Vor drei Jahrzehnten beendete die kroatische Militäroperation "Oluja" (Sturm) nach über drei Jahren den Kroatien-Krieg. Bis heute sind Serbien und Kroatien im Gedenken gespalten.

Eine überdimensionierte kroatische Flagge weht auf einer Burg, die von unten fotografiert ist
Auf der Burg von Knin in Kroatien wird jedes Jahr der Jahrestag der Operation "Oluja" begangenBild: AA/picture alliance

Einmal im Jahr, am 5. August, wacht das kleine, verschlafene Städtchen Knin im Hinterland Norddalmatiens auf und wird zum Zentrum des politischen Lebens in Kroatien. Die politische und militärische Elite des Landes versammelt sich unter der 20 Meter großen Nationalflagge auf der Burgruine oberhalb der Stadt, es werden mit viel Pathos patriotische Reden gehalten und Orden verliehen. Man feiert den "Tag des Sieges und der heimatlichen Dankbarkeit" sowie den "Tag der kroatischen Verteidiger", in Erinnerung an die vom 4. bis 7. August 1995 durchgeführte Militäroperation "Oluja" (Sturm).

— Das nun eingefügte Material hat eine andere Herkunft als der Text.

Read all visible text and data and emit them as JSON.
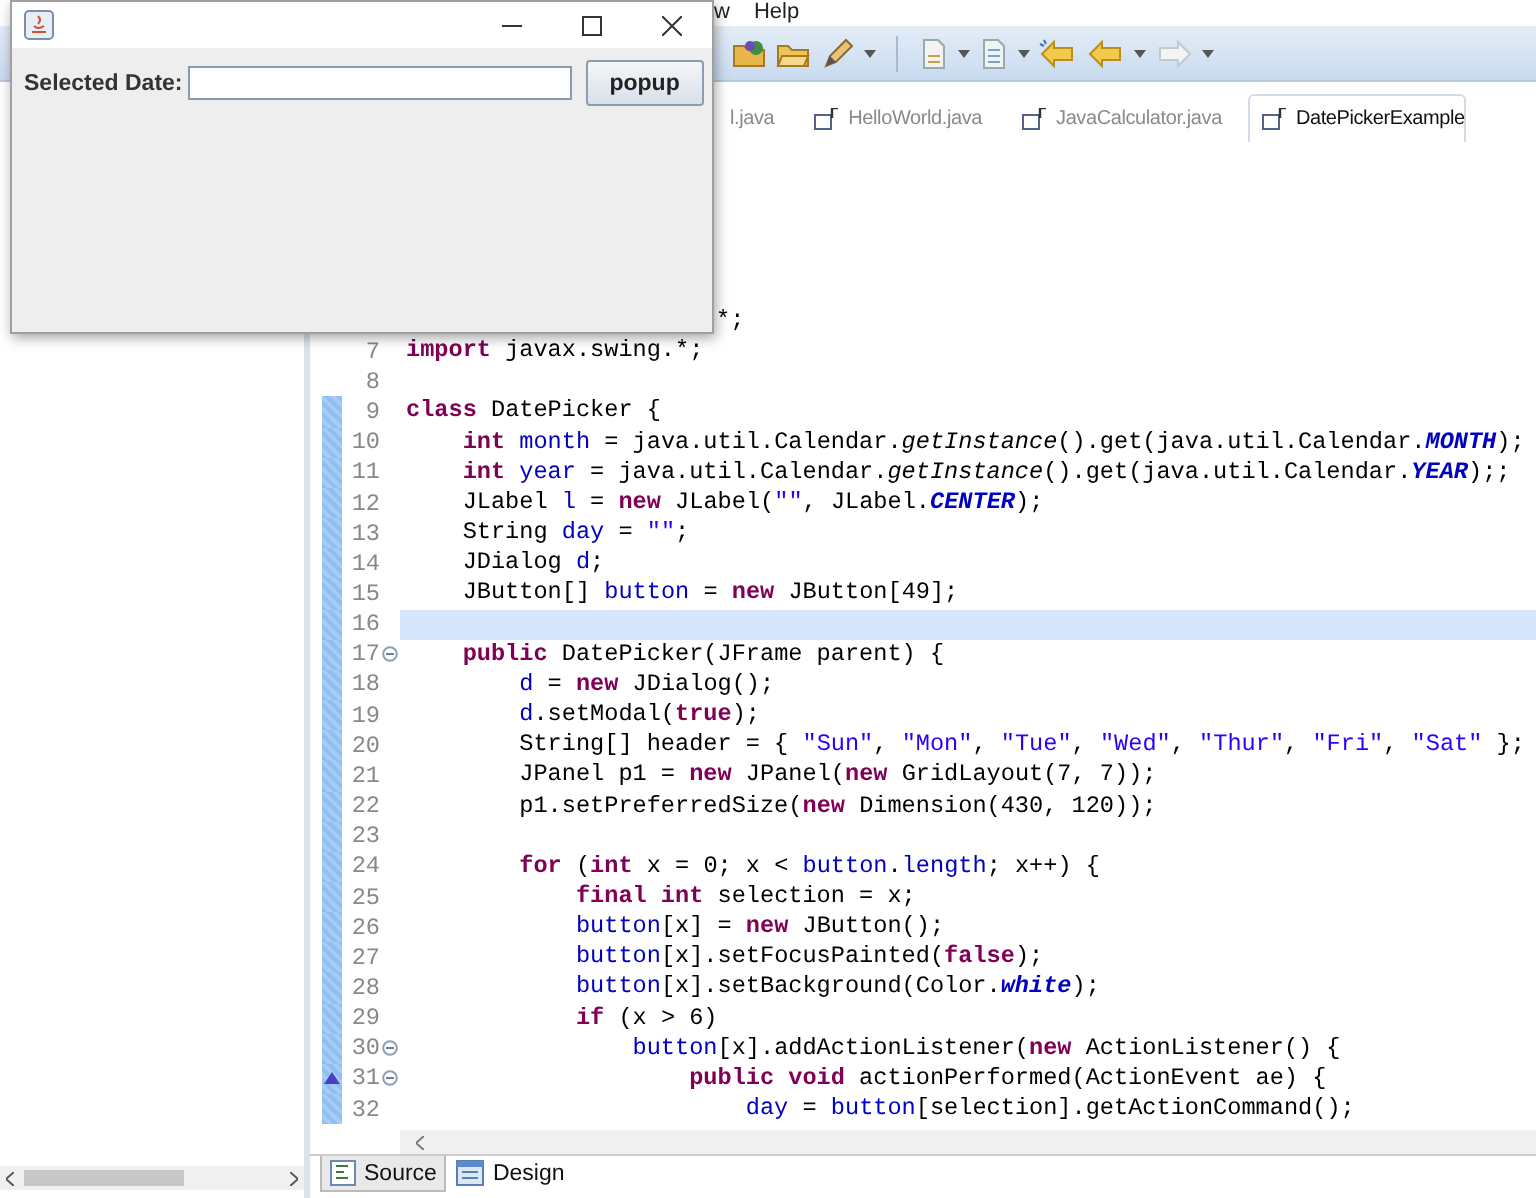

Das Hissen der überdimensionierten Flagge über der Festung von Knin gilt bis heute als Sinnbild des glorreichen Sieges der kroatischen Truppen über die Serben Kroatiens während der Jugoslawienkriege der 1990er Jahre. Damals eroberten die kroatische Armee und Polizeieinheiten in einer Großoffensive innerhalb von 85 Stunden die ganze Krajina [Region an der Grenze Bosniens, Anm. d. Red.] zurück - und damit den größten Teil des von den aufständischen Serben seit 1991 besetzten Drittels des kroatischen Territoriums.

Wende auch im Bosnien-Krieg

Gleichzeitig brachte Oluja auch die militärische Wende im Krieg im benachbarten Bosnien und Herzegowina: In einer koordinierten Aktion der kroatischen und bosnisch-herzegowinischen Armeen - mit begrenzter Luftunterstützung der NATO - wurde die jahrelange serbische Belagerung der westbosnischen Stadt Bihac beendet und ganz West-Bosnien zurückerobert. Kurze Zeit später brachten kroatisch-bosnische Verbände auch andere Teile Bosniens unter ihre Kontrolle. Das serbisch kontrollierte Territorium schrumpfte von 70 auf 49 Prozent des Landes, was letztendlich zu dem von den USA ausgehandelten Friedensabkommen von Dayton führte.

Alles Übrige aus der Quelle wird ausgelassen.